Image by sarah-sole.com

The painting Henwood chose for his cover is far from the most racy. Sole, who is intrigued by the aesthetic of the 1950s—the image with the gun was based on a famous photo of 50s movie star Natalie Wood—has painted Clinton’s face onto the scantily clad figures of pin-up girls and on the bare torso of the exotic dancer Tempest Storm. In one less sexual but even more inscrutable image, Clinton is a Teletubby (or, according to the painting’s title, TeleHilly). About one busty image based on a Richard Avedon photo of Elizabeth Taylor, Sole says, “I set out to make a beautiful Hillary.” To her, these images are less subversive than celebratory.

Image by sarah-sole.com

So how did Sole’s pulpy homage to Clinton end up on the cover of an anti-Clinton diatribe? She and Henwood met on Facebook; she listens to his radio show, Behind the News. She told me she was aware of their vast difference in opinion about Clinton when she agreed to let him use her painting for his book cover—though how aware, it’s not entirely clear. Henwood’s book is based on a Harper’s magazine story he wrote in 2014 called “Stop Hillary!” “I hate to say it, but I couldn’t get through the Harper’s piece,” Sole told me. She devoured some of the anti-Clinton literature that came out in the 1990s—“They’re packed with all kinds of sexy stuff. I thought, ‘If any of this stuff is true, I love this woman!’ ”—but Henwood’s argument, which focuses on what he sees as Clinton’s inconsistency and her “broad fealty to the status quo,” “is boring to me. I like the more salacious stuff,” Sole says. She sees the book and its cover as “the hybrid of two imaginations not in agreement on what they see in Hillary.”

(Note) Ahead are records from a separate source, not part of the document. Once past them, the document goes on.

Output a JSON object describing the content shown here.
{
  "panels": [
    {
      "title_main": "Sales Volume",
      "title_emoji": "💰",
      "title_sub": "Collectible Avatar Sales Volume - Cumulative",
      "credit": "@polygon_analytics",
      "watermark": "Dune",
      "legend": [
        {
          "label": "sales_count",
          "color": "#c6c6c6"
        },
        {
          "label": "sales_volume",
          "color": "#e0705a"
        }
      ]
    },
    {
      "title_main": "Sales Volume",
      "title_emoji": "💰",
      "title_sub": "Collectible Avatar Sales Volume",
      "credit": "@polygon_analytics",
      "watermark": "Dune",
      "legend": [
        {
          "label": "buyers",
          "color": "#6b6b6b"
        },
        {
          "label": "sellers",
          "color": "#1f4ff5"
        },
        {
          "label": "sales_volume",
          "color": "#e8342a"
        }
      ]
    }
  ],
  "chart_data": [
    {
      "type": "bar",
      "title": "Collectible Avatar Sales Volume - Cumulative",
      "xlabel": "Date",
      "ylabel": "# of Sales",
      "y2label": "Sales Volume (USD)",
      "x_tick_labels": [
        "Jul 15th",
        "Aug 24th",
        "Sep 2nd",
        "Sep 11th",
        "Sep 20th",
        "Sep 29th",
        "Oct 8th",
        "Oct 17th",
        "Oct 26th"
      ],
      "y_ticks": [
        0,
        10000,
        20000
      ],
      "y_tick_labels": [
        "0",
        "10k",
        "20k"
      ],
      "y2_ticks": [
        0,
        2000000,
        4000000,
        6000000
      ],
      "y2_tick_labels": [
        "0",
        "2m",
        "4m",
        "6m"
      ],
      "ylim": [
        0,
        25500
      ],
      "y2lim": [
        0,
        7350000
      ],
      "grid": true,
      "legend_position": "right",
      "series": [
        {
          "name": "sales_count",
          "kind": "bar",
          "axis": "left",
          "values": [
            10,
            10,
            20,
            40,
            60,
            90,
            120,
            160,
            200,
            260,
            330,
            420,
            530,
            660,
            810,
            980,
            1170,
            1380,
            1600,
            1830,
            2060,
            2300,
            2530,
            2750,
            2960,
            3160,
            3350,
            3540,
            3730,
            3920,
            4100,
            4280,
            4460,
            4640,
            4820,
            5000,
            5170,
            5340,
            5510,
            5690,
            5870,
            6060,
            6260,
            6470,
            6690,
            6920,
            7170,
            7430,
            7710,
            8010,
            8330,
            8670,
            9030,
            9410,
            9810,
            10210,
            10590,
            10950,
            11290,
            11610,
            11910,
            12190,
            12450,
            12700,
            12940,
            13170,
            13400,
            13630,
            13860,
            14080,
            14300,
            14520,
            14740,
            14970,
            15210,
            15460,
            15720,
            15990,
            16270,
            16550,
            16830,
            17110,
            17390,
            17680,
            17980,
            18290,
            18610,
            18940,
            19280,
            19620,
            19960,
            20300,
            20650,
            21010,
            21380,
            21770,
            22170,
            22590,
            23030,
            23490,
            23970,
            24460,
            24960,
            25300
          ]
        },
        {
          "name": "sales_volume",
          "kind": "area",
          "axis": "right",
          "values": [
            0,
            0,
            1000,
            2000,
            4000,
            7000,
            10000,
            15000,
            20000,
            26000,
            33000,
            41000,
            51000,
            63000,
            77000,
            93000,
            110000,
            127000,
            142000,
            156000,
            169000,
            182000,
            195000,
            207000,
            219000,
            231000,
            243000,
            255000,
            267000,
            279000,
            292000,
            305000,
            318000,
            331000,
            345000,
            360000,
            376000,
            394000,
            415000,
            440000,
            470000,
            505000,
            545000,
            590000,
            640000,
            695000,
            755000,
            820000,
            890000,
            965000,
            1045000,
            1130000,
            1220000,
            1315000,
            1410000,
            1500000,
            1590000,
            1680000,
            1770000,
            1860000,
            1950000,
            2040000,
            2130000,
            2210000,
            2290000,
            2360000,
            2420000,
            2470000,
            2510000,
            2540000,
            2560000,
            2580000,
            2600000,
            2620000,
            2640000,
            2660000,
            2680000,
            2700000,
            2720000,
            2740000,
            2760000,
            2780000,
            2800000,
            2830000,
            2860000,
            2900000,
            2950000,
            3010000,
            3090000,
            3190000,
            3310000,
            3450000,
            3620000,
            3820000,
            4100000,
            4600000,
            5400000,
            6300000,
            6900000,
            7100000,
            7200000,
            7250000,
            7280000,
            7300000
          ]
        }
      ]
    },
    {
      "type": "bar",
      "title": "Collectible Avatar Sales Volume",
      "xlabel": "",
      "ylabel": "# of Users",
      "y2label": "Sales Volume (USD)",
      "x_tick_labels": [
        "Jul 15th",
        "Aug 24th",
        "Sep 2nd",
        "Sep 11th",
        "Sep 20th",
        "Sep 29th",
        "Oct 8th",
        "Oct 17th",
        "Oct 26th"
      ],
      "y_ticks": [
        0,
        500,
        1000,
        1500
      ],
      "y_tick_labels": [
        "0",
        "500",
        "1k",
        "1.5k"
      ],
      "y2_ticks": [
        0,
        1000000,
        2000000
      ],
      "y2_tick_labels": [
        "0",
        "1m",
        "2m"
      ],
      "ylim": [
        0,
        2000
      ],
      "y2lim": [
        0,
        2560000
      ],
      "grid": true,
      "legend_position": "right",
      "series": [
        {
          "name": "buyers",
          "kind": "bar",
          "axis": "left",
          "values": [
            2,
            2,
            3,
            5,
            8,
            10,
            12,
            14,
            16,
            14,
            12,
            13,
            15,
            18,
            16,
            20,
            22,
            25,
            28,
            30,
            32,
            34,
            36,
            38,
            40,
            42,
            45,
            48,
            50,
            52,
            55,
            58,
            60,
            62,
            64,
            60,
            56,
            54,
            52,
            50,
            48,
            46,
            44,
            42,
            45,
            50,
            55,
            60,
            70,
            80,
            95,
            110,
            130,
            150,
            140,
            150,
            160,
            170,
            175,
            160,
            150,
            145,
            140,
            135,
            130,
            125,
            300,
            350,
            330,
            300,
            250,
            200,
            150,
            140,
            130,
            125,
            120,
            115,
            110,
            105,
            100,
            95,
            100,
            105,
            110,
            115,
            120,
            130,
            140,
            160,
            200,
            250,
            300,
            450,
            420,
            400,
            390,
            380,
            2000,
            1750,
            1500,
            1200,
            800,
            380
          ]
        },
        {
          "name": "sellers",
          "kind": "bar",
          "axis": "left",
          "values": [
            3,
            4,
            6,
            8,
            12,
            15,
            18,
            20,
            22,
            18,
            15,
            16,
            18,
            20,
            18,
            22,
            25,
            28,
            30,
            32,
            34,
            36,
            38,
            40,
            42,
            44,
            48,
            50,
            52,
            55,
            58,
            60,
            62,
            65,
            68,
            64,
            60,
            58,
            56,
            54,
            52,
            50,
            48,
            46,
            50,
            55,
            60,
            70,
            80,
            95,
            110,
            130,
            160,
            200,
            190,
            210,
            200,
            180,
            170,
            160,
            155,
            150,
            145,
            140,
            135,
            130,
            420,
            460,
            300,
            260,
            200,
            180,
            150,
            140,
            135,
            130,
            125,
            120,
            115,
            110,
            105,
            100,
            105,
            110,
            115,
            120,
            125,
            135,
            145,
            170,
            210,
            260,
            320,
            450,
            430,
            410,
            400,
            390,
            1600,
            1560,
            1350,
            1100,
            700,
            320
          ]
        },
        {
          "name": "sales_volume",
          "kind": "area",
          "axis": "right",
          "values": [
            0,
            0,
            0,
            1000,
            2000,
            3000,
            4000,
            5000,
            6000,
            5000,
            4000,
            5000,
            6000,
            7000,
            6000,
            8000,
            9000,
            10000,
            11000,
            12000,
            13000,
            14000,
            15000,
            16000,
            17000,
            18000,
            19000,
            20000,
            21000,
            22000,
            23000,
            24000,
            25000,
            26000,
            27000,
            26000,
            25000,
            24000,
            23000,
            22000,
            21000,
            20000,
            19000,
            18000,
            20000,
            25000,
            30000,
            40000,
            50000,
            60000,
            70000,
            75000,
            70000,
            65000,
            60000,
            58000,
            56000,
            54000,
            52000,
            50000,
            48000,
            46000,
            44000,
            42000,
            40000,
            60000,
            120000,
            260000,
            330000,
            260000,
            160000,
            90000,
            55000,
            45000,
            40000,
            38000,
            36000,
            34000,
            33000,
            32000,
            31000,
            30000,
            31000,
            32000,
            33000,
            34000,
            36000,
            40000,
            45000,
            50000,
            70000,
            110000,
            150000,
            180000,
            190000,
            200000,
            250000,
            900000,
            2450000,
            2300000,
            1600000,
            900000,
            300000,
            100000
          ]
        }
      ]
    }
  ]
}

Some critics of the cover have pointed out that, even if Sole intended the image to be sexy and powerful, in the context of a book that lambasts Clinton’s hawkishness and ambition, it plays into the stereotype that any woman who wields force is cartoonishly unnatural, a villain. “I’m hyper-feminist,” Sole told me, unconcerned. “I see an embrace of Hillary aesthetically as an incredible feminist statement.” Though she likes to mash Clinton with images of traditionally “perfect” female bodies, she says, “I don’t hyper-eroticize her or cosmetically correct her. I love the signature folds of her face; I love the animation of her eyes.” Compare this, she says, to models with “no hips.” “The fertility, that big human mass of Hillary, is so scary to us.”

In fact, Sole describes her fascination with Clinton as “libidinal.” It began in 2007 as a “salacious” dream.” The work that’s followed is “about drive,” she says, “whether that’s sex drive or ambition, aspiration, longing. It’s about an unmet drive.” Now, she says, she desperately wants Clinton to be president, but she’s not sure what that will mean for her art. She described the campaign as “the longest foreplay ever”—a person who is running for office, making promises, is “pure potential, and how sexy is that?” It certainly speaks to the unique energy of Clinton’s long pursuit of the presidency that it has produced not only Henwood’s book and Sole’s oeuvre, but also the highly unlikely marriage between the two. What comes next, no one knows—but Sole says she’s lately found herself painting her own image front and center in her pieces, relegating Clinton more and more to the background. “What I really wonder,” she says, “is does she become president, and I completely lose interest?”